Automated external cervical resorption segmentation in cone-beam CT using local texture features
Journal:
arXiv
Published Date:
Jan 9, 2025
Abstract
External cervical resorption (ECR) is a resorptive process affecting teeth.
While in some patients, active resorption ceases and gets replaced by osseous
tissue, in other cases, the resorption progresses and ultimately results in
tooth loss. For proper ECR assessment, cone-beam computed tomography (CBCT) is
the recommended imaging modality, enabling a 3-D characterization of these
lesions. While it is possible to manually identify and measure ECR resorption
in CBCT scans, this process can be time intensive and highly subject to human
error. Therefore, there is an urgent need to develop an automated method to
identify and quantify the severity of ECR resorption using CBCT. Here, we
present a method for ECR lesion segmentation that is based on automatic, binary
classification of locally extracted voxel-wise texture features.

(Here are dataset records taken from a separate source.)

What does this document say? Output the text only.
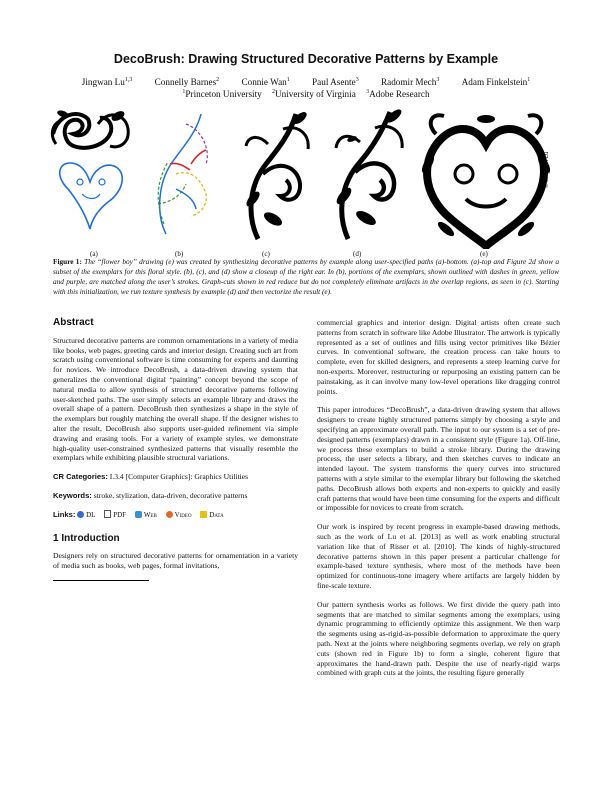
DecoBrush: Drawing Structured Decorative Patterns by Example
Jingwan Lu$^{1,3}$ Connelly Barnes$^2$ Connie Wan$^1$ Paul Asente$^3$ Radomir Mech$^3$ Adam Finkelstein$^1$
$^1$Princeton University $^2$University of Virginia $^3$Adobe Research
(a)	(b)	(c)	(d)	(e)
© Jingwan Lu
Figure 1: The “flower boy” drawing (e) was created by synthesizing decorative patterns by example along user-specified paths (a)-bottom. (a)-top and Figure 2d show a subset of the exemplars for this floral style. (b), (c), and (d) show a closeup of the right ear. In (b), portions of the exemplars, shown outlined with dashes in green, yellow and purple, are matched along the user’s strokes. Graph-cuts shown in red reduce but do not completely eliminate artifacts in the overlap regions, as seen in (c). Starting with this initialization, we run texture synthesis by example (d) and then vectorize the result (e).
Abstract

Structured decorative patterns are common ornamentations in a variety of media like books, web pages, greeting cards and interior design. Creating such art from scratch using conventional software is time consuming for experts and daunting for novices. We introduce DecoBrush, a data-driven drawing system that generalizes the conventional digital “painting” concept beyond the scope of natural media to allow synthesis of structured decorative patterns following user-sketched paths. The user simply selects an example library and draws the overall shape of a pattern. DecoBrush then synthesizes a shape in the style of the exemplars but roughly matching the overall shape. If the designer wishes to alter the result, DecoBrush also supports user-guided refinement via simple drawing and erasing tools. For a variety of example styles, we demonstrate high-quality user-constrained synthesized patterns that visually resemble the exemplars while exhibiting plausible structural variations.

CR Categories: I.3.4 [Computer Graphics]: Graphics Utilities

Keywords: stroke, stylization, data-driven, decorative patterns

Links: DL	PDF	Web	Video	Data

1 Introduction

Designers rely on structured decorative patterns for ornamentation in a variety of media such as books, web pages, formal invitations,

commercial graphics and interior design. Digital artists often create such patterns from scratch in software like Adobe Illustrator. The artwork is typically represented as a set of outlines and fills using vector primitives like Bézier curves. In conventional software, the creation process can take hours to complete, even for skilled designers, and represents a steep learning curve for non-experts. Moreover, restructuring or repurposing an existing pattern can be painstaking, as it can involve many low-level operations like dragging control points.

This paper introduces “DecoBrush”, a data-driven drawing system that allows designers to create highly structured patterns simply by choosing a style and specifying an approximate overall path. The input to our system is a set of pre-designed patterns (exemplars) drawn in a consistent style (Figure 1a). Off-line, we process these exemplars to build a stroke library. During the drawing process, the user selects a library, and then sketches curves to indicate an intended layout. The system transforms the query curves into structured patterns with a style similar to the exemplar library but following the sketched paths. DecoBrush allows both experts and non-experts to quickly and easily craft patterns that would have been time consuming for the experts and difficult or impossible for novices to create from scratch.

Our work is inspired by recent progress in example-based drawing methods, such as the work of Lu et al. [2013] as well as work enabling structural variation like that of Risser et al. [2010]. The kinds of highly-structured decorative patterns shown in this paper present a particular challenge for example-based texture synthesis, where most of the methods have been optimized for continuous-tone imagery where artifacts are largely hidden by fine-scale texture.

Our pattern synthesis works as follows. We first divide the query path into segments that are matched to similar segments among the exemplars, using dynamic programming to efficiently optimize this assignment. We then warp the segments using as-rigid-as-possible deformation to approximate the query path. Next at the joints where neighboring segments overlap, we rely on graph cuts (shown red in Figure 1b) to form a single, coherent figure that approximates the hand-drawn path. Despite the use of nearly-rigid warps combined with graph cuts at the joints, the resulting figure generally
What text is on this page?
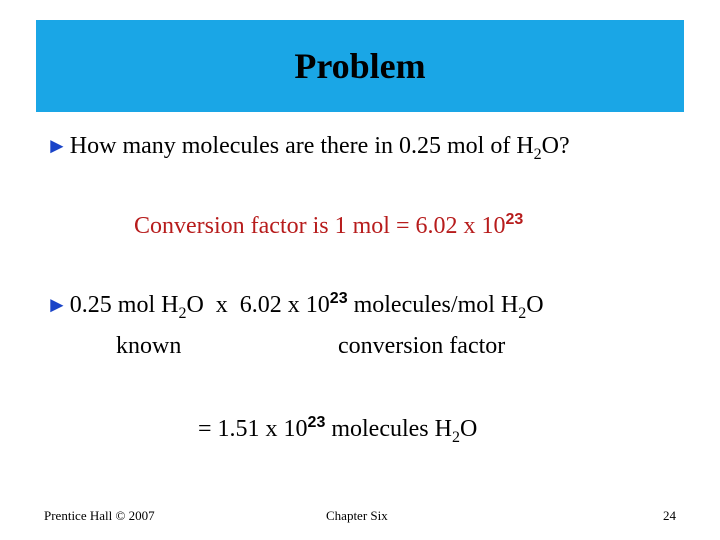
Problem
►How many molecules are there in 0.25 mol of $H_2O$?
Conversion factor is 1 mol = 6.02 x $10^{23}$
►0.25 mol $H_2O$  x  6.02 x $10^{23}$ molecules/mol $H_2O$
known	conversion factor
= 1.51 x $10^{23}$ molecules $H_2O$
Prentice Hall © 2007	Chapter Six	24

We evaluate
our method on 6 longitudinal CBCT datasets and show that certain
texture-features can be used to accurately detect subtle CBCT signal changes
due to ECR. We also present preliminary analyses clustering texture features
within a lesion to stratify the defects and identify patterns indicative of
calcification. These methods are important steps in developing prognostic
biomarkers to predict whether ECR will continue to progress or cease,
ultimately informing treatment decisions.